– Time For A Tiara: Column by Ginna Young – - Hasta la vista, baby, to a good night’s sleep


– Time For A Tiara: Column by Ginna Young –
I’d like to state for the record, that I love all things Terminator – you know, the 1984 action movie that put Arnold Schwarzenegger on the map? I’ll be back.
The premise was, that a man was sent back in time from 2029, to warn his leader’s mother about the impending rise of the machines through Skynet. This is a case of technology going too far and the machines becoming self-aware, and striving for extinction of the human race.
Kind of wish people would have taken that more to heart, considering everything is becoming AI (artificial intelligence) now, and 2029 is just a mere handful of years away, but, I digress.
So, anyway, I love the Terminator movies and the series that came after it, delving more into how the heroine Sarah Connor tried to save her son and humanity, from the incoming apocalypse. I thought the original movie couldn’t be improved upon, then I saw the second one.
OK, I thought, that has to be the best. Well, that was true for me until I saw the 2015 reboot, Terminator: Genisys. This was completely reimagined, where the “savior” of mankind, John Connor, sent his future father back in time to meet his mother, protect her from the assassin that was also sent back and to, well, ahem, father him.
It’s science fiction-type action, just try to stay with me. Don’t worry, I get a bit of a headache from it, too.
Anyway, besides the awesome effects and action sequences, this movie really gave Schwarzenegger the chance to demonstrate his comedic chops. He was hysterical and I wish he’d had even more screen time than he did.
I’d also like to state for the record, that I watched that movie a few months ago, before it left Netflix. In full disclosure, I’ve felt sad lately and have watched quite a few ’80s movies, because they make me happy.
All this is leading up to my point. I had another one of THOSE dreams last week. In retelling my tale to my co-workers, it developed they had weird, wearing dreams that night, too, but none of them came close to mine.
I win!
So, in my dream, it became apparent that some of us from this area were being attacked by a terminator and we fled to a large barge on the ocean. Yes, it was a great idea, because now we weren’t trapped on a floating hunk of death, with no way off when the terminator tracked us down by plane or boat. (insert sarcasm sign) Have no fear, before we were wiped out, the terminator had a change of heart – because they so do that – and decided it was, in fact, a she. She (no name was mentioned) made herself look like a teenage girl, straight out of 1985.
She wore a multi-colored pastel pink and yellow outfit, with lots of denim and fringe thrown in, and sported a curly head of bright red, permed hair. I mean, a really, really bad ’80s perm, and bright whitish eyeshadow and bright blue glasses.

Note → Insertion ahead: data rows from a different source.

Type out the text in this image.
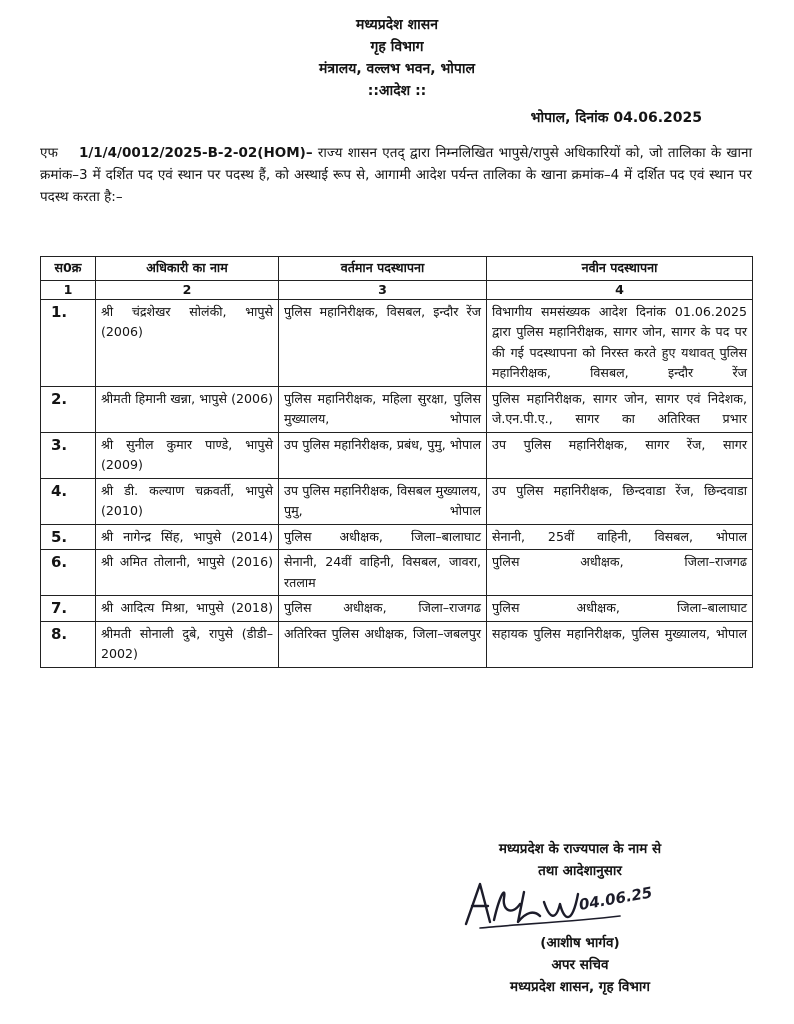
मध्यप्रदेश शासन
गृह विभाग
मंत्रालय, वल्लभ भवन, भोपाल
::आदेश ::
भोपाल, दिनांक 04.06.2025
एफ 1/1/4/0012/2025-B-2-02(HOM)– राज्य शासन एतद् द्वारा निम्नलिखित भापुसे/रापुसे अधिकारियों को, जो तालिका के खाना क्रमांक–3 में दर्शित पद एवं स्थान पर पदस्थ हैं, को अस्थाई रूप से, आगामी आदेश पर्यन्त तालिका के खाना क्रमांक–4 में दर्शित पद एवं स्थान पर पदस्थ करता है:–
स0क्र	अधिकारी का नाम	वर्तमान पदस्थापना	नवीन पदस्थापना
1	2	3	4
1.	श्री चंद्रशेखर सोलंकी, भापुसे (2006)	पुलिस महानिरीक्षक, विसबल, इन्दौर रेंज	विभागीय समसंख्यक आदेश दिनांक 01.06.2025 द्वारा पुलिस महानिरीक्षक, सागर जोन, सागर के पद पर की गई पदस्थापना को निरस्त करते हुए यथावत् पुलिस महानिरीक्षक, विसबल, इन्दौर रेंज
2.	श्रीमती हिमानी खन्ना, भापुसे (2006)	पुलिस महानिरीक्षक, महिला सुरक्षा, पुलिस मुख्यालय, भोपाल	पुलिस महानिरीक्षक, सागर जोन, सागर एवं निदेशक, जे.एन.पी.ए., सागर का अतिरिक्त प्रभार
3.	श्री सुनील कुमार पाण्डे, भापुसे (2009)	उप पुलिस महानिरीक्षक, प्रबंध, पुमु, भोपाल	उप पुलिस महानिरीक्षक, सागर रेंज, सागर
4.	श्री डी. कल्याण चक्रवर्ती, भापुसे (2010)	उप पुलिस महानिरीक्षक, विसबल मुख्यालय, पुमु, भोपाल	उप पुलिस महानिरीक्षक, छिन्दवाडा रेंज, छिन्दवाडा
5.	श्री नागेन्द्र सिंह, भापुसे (2014)	पुलिस अधीक्षक, जिला–बालाघाट	सेनानी, 25वीं वाहिनी, विसबल, भोपाल
6.	श्री अमित तोलानी, भापुसे (2016)	सेनानी, 24वीं वाहिनी, विसबल, जावरा, रतलाम	पुलिस अधीक्षक, जिला–राजगढ
7.	श्री आदित्य मिश्रा, भापुसे (2018)	पुलिस अधीक्षक, जिला–राजगढ	पुलिस अधीक्षक, जिला–बालाघाट
8.	श्रीमती सोनाली दुबे, रापुसे (डीडी–2002)	अतिरिक्त पुलिस अधीक्षक, जिला–जबलपुर	सहायक पुलिस महानिरीक्षक, पुलिस मुख्यालय, भोपाल
मध्यप्रदेश के राज्यपाल के नाम से
तथा आदेशानुसार
04.06.25
(आशीष भार्गव)
अपर सचिव
मध्यप्रदेश शासन, गृह विभाग
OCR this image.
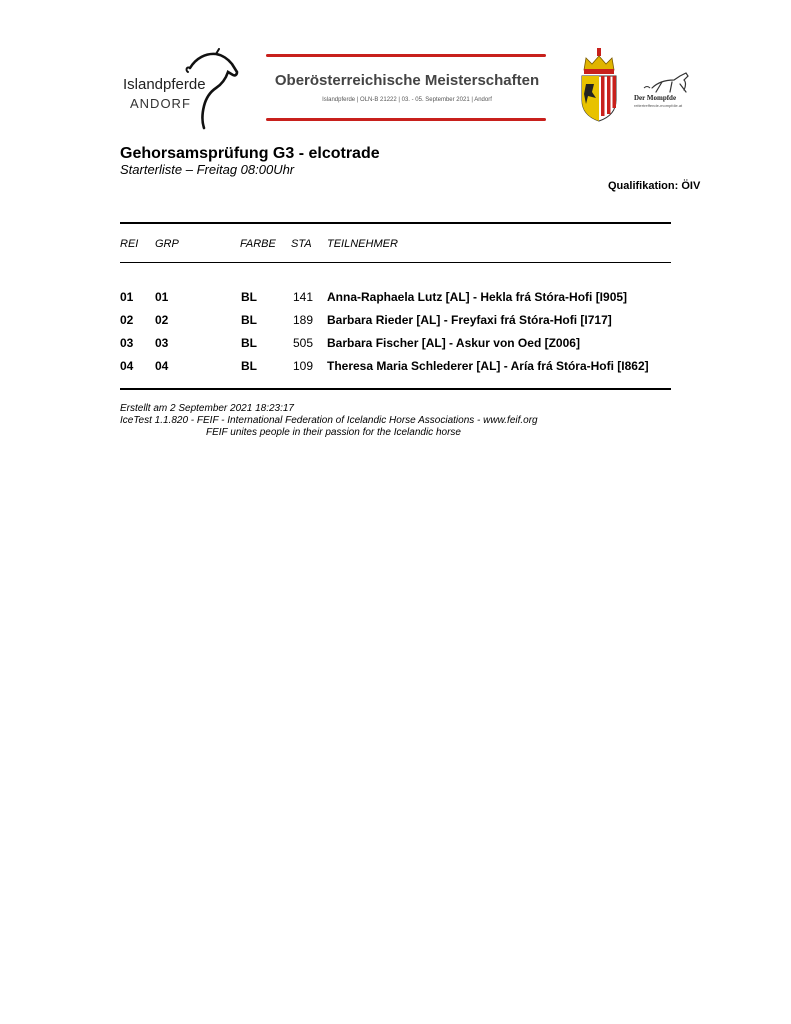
Islandpferde
ANDORF
Oberösterreichische Meisterschaften
Islandpferde | OLN-B 21222 | 03. - 05. September 2021 | Andorf	Der Mompfde
reitertreffende-mompfdie.at
Gehorsamsprüfung G3 - elcotrade
Starterliste – Freitag 08:00Uhr
Qualifikation: ÖIV
REI GRP	FARBE STA TEILNEHMER
01 01	BL	141 Anna-Raphaela Lutz [AL] - Hekla frá Stóra-Hofi [I905]
02 02	BL	189 Barbara Rieder [AL] - Freyfaxi frá Stóra-Hofi [I717]
03 03	BL	505 Barbara Fischer [AL] - Askur von Oed [Z006]
04 04	BL	109 Theresa Maria Schlederer [AL] - Aría frá Stóra-Hofi [I862]
Erstellt am 2 September 2021 18:23:17
IceTest 1.1.820 - FEIF - International Federation of Icelandic Horse Associations - www.feif.org
FEIF unites people in their passion for the Icelandic horse
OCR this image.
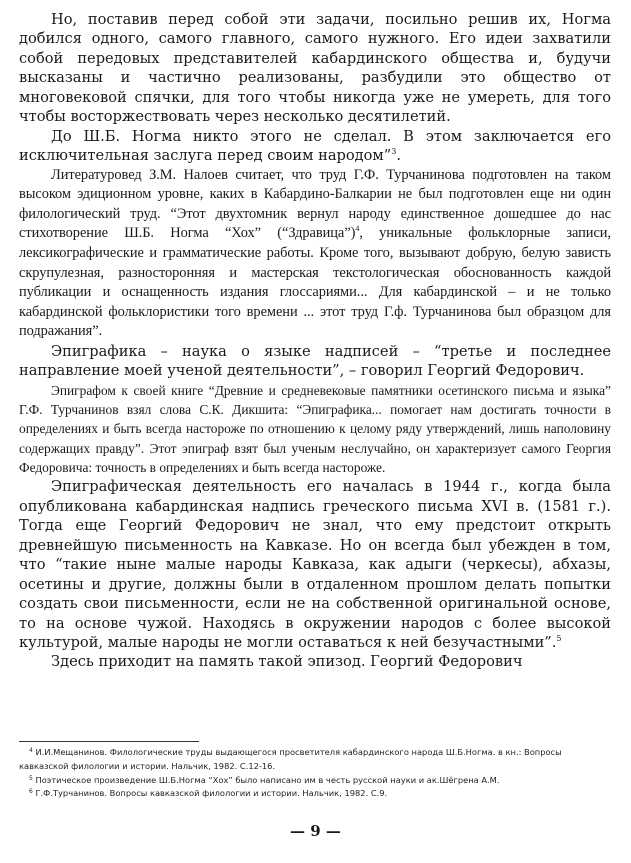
Но, поставив перед собой эти задачи, посильно решив их, Ногма добился одного, самого главного, самого нужного. Его идеи захватили собой передовых представителей кабардинского общества и, будучи высказаны и частично реализованы, разбудили это общество от многовековой спячки, для того чтобы никогда уже не умереть, для того чтобы восторжествовать через несколько десятилетий.

До Ш.Б. Ногма никто этого не сделал. В этом заключается его исключительная заслуга перед своим народом”$^3$.

Литературовед З.М. Налоев считает, что труд Г.Ф. Турчанинова подготовлен на таком высоком эдиционном уровне, каких в Кабардино-Балкарии не был подготовлен еще ни один филологический труд. “Этот двухтомник вернул народу единственное дошедшее до нас стихотворение Ш.Б. Ногма “Хох” (“Здравица”)$^4$, уникальные фольклорные записи, лексикографические и грамматические работы. Кроме того, вызывают добрую, белую зависть скрупулезная, разносторонняя и мастерская текстологическая обоснованность каждой публикации и оснащенность издания глоссариями... Для кабардинской – и не только кабардинской фольклористики того времени ... этот труд Г.ф. Турчанинова был образцом для подражания”.

Эпиграфика – наука о языке надписей – “третье и последнее направление моей ученой деятельности”, – говорил Георгий Федорович.

Эпиграфом к своей книге “Древние и средневековые памятники осетинского письма и языка” Г.Ф. Турчанинов взял слова С.К. Дикшита: “Эпиграфика... помогает нам достигать точности в определениях и быть всегда настороже по отношению к целому ряду утверждений, лишь наполовину содержащих правду”. Этот эпиграф взят был ученым неслучайно, он характеризует самого Георгия Федоровича: точность в определениях и быть всегда настороже.

Эпиграфическая деятельность его началась в 1944 г., когда была опубликована кабардинская надпись греческого письма XVI в. (1581 г.). Тогда еще Георгий Федорович не знал, что ему предстоит открыть древнейшую письменность на Кавказе. Но он всегда был убежден в том, что “такие ныне малые народы Кавказа, как адыги (черкесы), абхазы, осетины и другие, должны были в отдаленном прошлом делать попытки создать свои письменности, если не на собственной оригинальной основе, то на основе чужой. Находясь в окружении народов с более высокой культурой, малые народы не могли оставаться к ней безучастными”.$^5$

Здесь приходит на память такой эпизод. Георгий Федорович

$^4$ И.И.Мещанинов. Филологические труды выдающегося просветителя кабардинского народа Ш.Б.Ногма. в кн.: Вопросы кавказской филологии и истории. Нальчик, 1982. С.12-16.

$^5$ Поэтическое произведение Ш.Б.Ногма “Хох” было написано им в честь русской науки и ак.Шёгрена А.М.

$^6$ Г.Ф.Турчанинов. Вопросы кавказской филологии и истории. Нальчик, 1982. С.9.

— 9 —
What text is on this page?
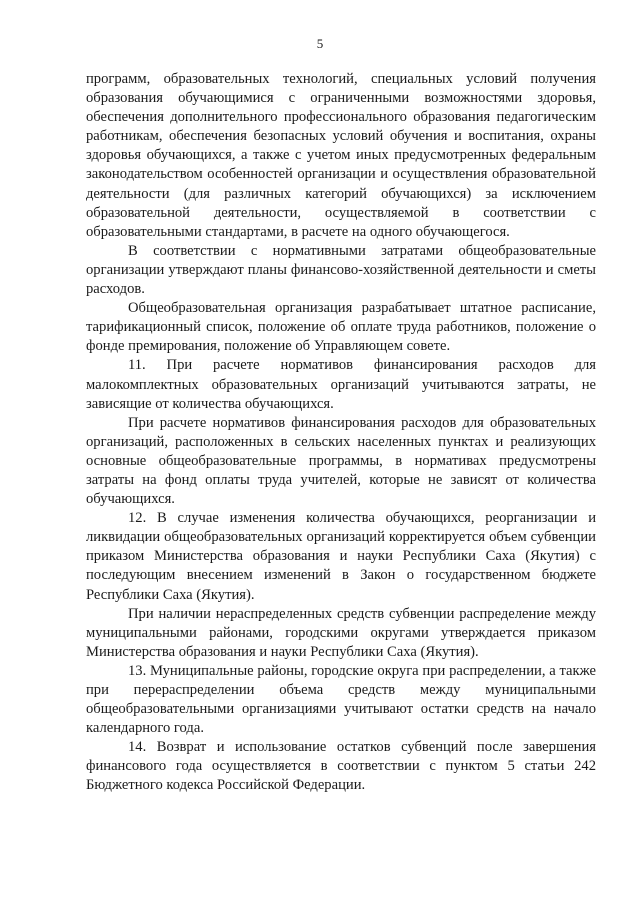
5

программ, образовательных технологий, специальных условий получения образования обучающимися с ограниченными возможностями здоровья, обеспечения дополнительного профессионального образования педагогическим работникам, обеспечения безопасных условий обучения и воспитания, охраны здоровья обучающихся, а также с учетом иных предусмотренных федеральным законодательством особенностей организации и осуществления образовательной деятельности (для различных категорий обучающихся) за исключением образовательной деятельности, осуществляемой в соответствии с образовательными стандартами, в расчете на одного обучающегося.

В соответствии с нормативными затратами общеобразовательные организации утверждают планы финансово-хозяйственной деятельности и сметы расходов.

Общеобразовательная организация разрабатывает штатное расписание, тарификационный список, положение об оплате труда работников, положение о фонде премирования, положение об Управляющем совете.

11. При расчете нормативов финансирования расходов для малокомплектных образовательных организаций учитываются затраты, не зависящие от количества обучающихся.

При расчете нормативов финансирования расходов для образовательных организаций, расположенных в сельских населенных пунктах и реализующих основные общеобразовательные программы, в нормативах предусмотрены затраты на фонд оплаты труда учителей, которые не зависят от количества обучающихся.

12. В случае изменения количества обучающихся, реорганизации и ликвидации общеобразовательных организаций корректируется объем субвенции приказом Министерства образования и науки Республики Саха (Якутия) с последующим внесением изменений в Закон о государственном бюджете Республики Саха (Якутия).

При наличии нераспределенных средств субвенции распределение между муниципальными районами, городскими округами утверждается приказом Министерства образования и науки Республики Саха (Якутия).

13. Муниципальные районы, городские округа при распределении, а также при перераспределении объема средств между муниципальными общеобразовательными организациями учитывают остатки средств на начало календарного года.

14. Возврат и использование остатков субвенций после завершения финансового года осуществляется в соответствии с пунктом 5 статьи 242 Бюджетного кодекса Российской Федерации.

The most bizarre thing, was that she also had bright pink braces on her teeth. You want to fit in, so you gave yourself braces, which everyone in the known universe fights against like a plague? Hmm.
Once again, I digress. She kept saying, in a valley girl accent (come on, you remember those), that she was, like, so sorry, oh my gosh, like, you have no idea, and that she just like, really wanted to be friends with us and like, hang out.
I just want to be like, popular, OK?
Her solution to this, was to start clipping coupons, because, Like, who doesn’t want to save money? Like, am I right?
At that point, my co-worker stopped the story, which was fine, because that was when my alarm had gone off and the dream was over. My co-worker looked at me suspiciously and I hung my head, knowing where she was headed.
“You’ve been watching Extreme Couponing again, haven’t you?!
It’s true, I have been. It’s my guilty pleasure before I go to bed. Some people sneak chocolate before bedtime, I watch coupon shows. (In retrospect, I believe that may have contributed to the ending of the dream.) A few, like said coworker, just can’t let it go that my coupon habit spilled over into Christmas presents one year – literally.
Accidentally insert a few expired coupons into wrapped gifts and you never hear the end of it.
Hey, I like apocalypses, retro eras and saving money. Is that really such a crime, in the grand scheme of things? Also, I recently discovered a show called Extreme Cheapskates, so, I might have another weird dream like the most recent one.
I just hope my new terminator friend is better dressed this time around and has done something with her hair.